Is Egyptian Vice President Omar Suleiman, the man suggested by U.S. government officials to be Egypt’s new leader, personally responsible for the brutal torture and disappearance of countless people using U.S.-approved “enhanced interrogation techniques”?
The evidence is overwhelming that he was trained and cultivated for just such a role. Suleiman is thought of fondly in U.S. intelligence circles.
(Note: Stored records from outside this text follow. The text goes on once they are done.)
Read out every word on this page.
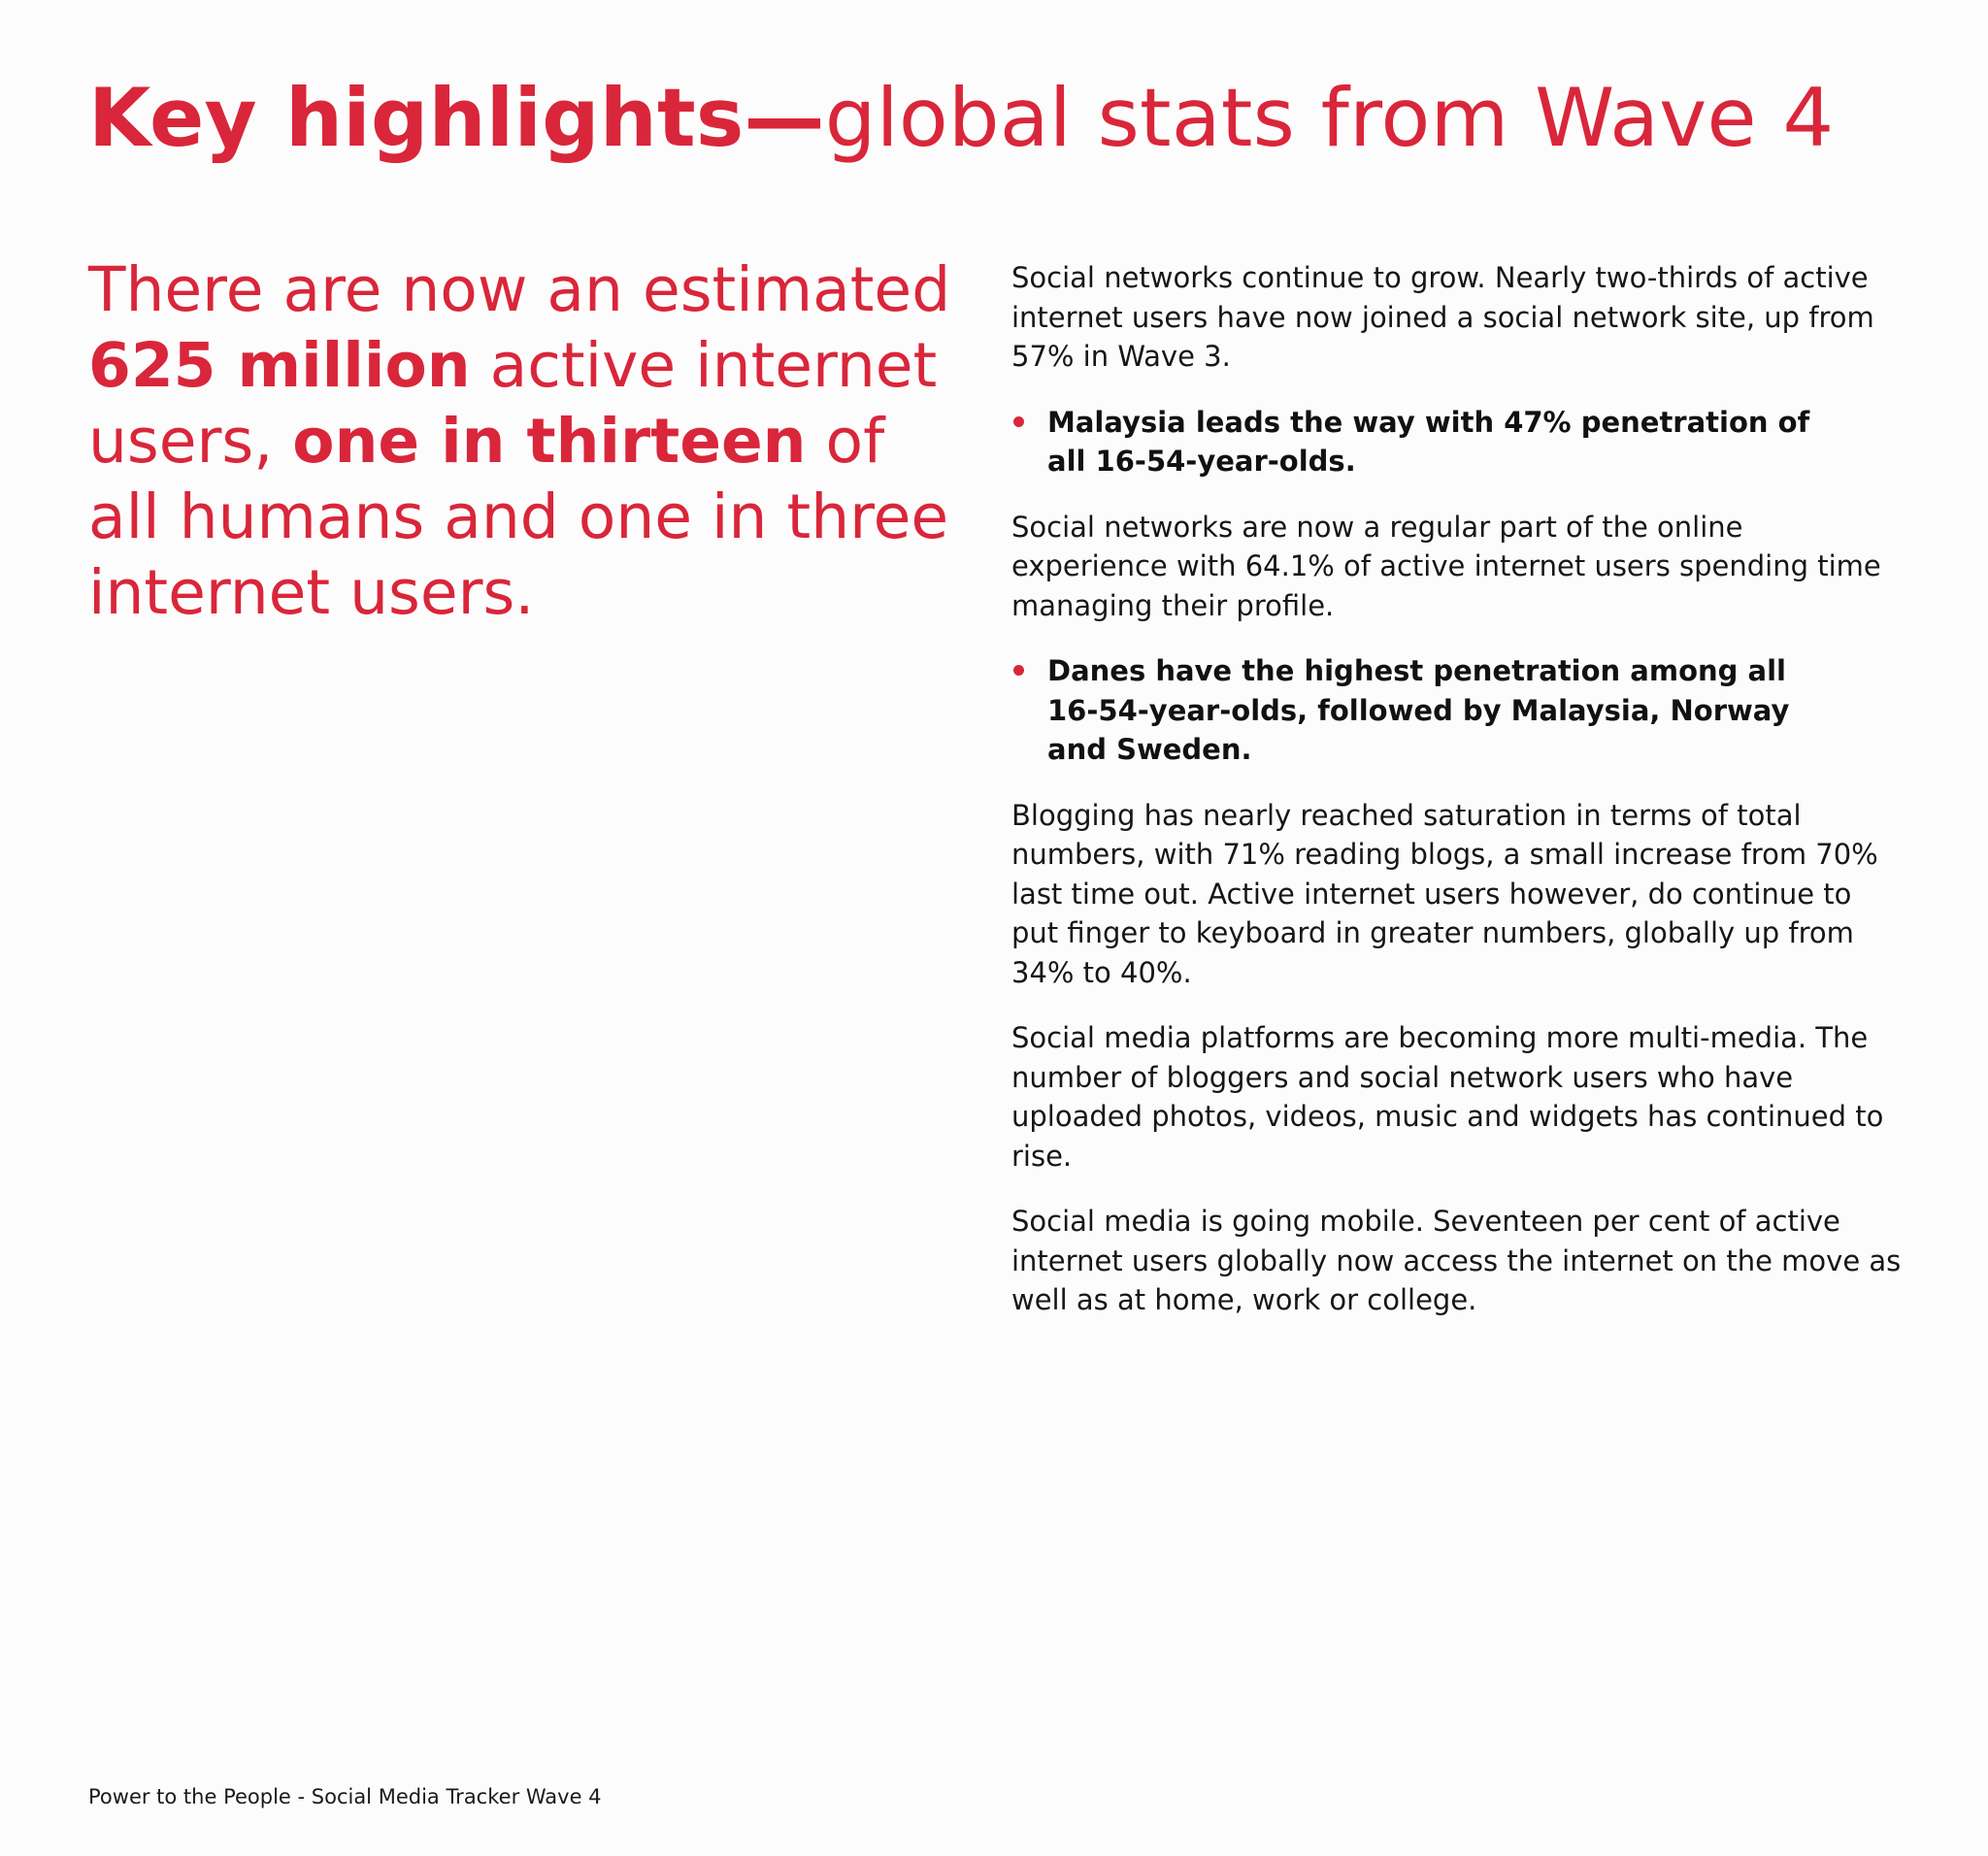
Key highlights—global stats from Wave 4

There are now an estimated 625 million active internet users, one in thirteen of all humans and one in three internet users.

Social networks continue to grow. Nearly two-thirds of active internet users have now joined a social network site, up from 57% in Wave 3.

Malaysia leads the way with 47% penetration of all 16-54-year-olds.

Social networks are now a regular part of the online experience with 64.1% of active internet users spending time managing their profile.

Danes have the highest penetration among all 16-54-year-olds, followed by Malaysia, Norway and Sweden.

Blogging has nearly reached saturation in terms of total numbers, with 71% reading blogs, a small increase from 70% last time out. Active internet users however, do continue to put finger to keyboard in greater numbers, globally up from 34% to 40%.

Social media platforms are becoming more multi-media. The number of bloggers and social network users who have uploaded photos, videos, music and widgets has continued to rise.

Social media is going mobile. Seventeen per cent of active internet users globally now access the internet on the move as well as at home, work or college.

Power to the People - Social Media Tracker Wave 4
According to a recent piece in The New Yorker, he acts as the “CIA’s point man in Egypt for renditions—the covert program in which the CIA snatched terror suspects from around the world and ‘returned’ them to Egypt and elsewhere for interrogation, often under brutal circumstances.”
Ron Suskind wrote in The One Percent Doctrine that a rendition victim, whose torture testimony was used to make the fraudulent connection between al Qaeda and Iraq prior to the 2003 conflict, would “be handed over to Omar Suleiman, Egypt’s intelligence chief and a friend of [CIA director George] Tenet.”
In their book Hubris, Michael Isikoff and David Corn recount how the tortured man, Ibn Sheikh al-Libi, eventually recanted his confession, saying he gave false information to Egyptian interrogators because “they were killing me . . . I had to tell them something.”
Where did Suleiman learn to be so effective at torture and (mis)information extraction? Could it have been, in part, from the United States?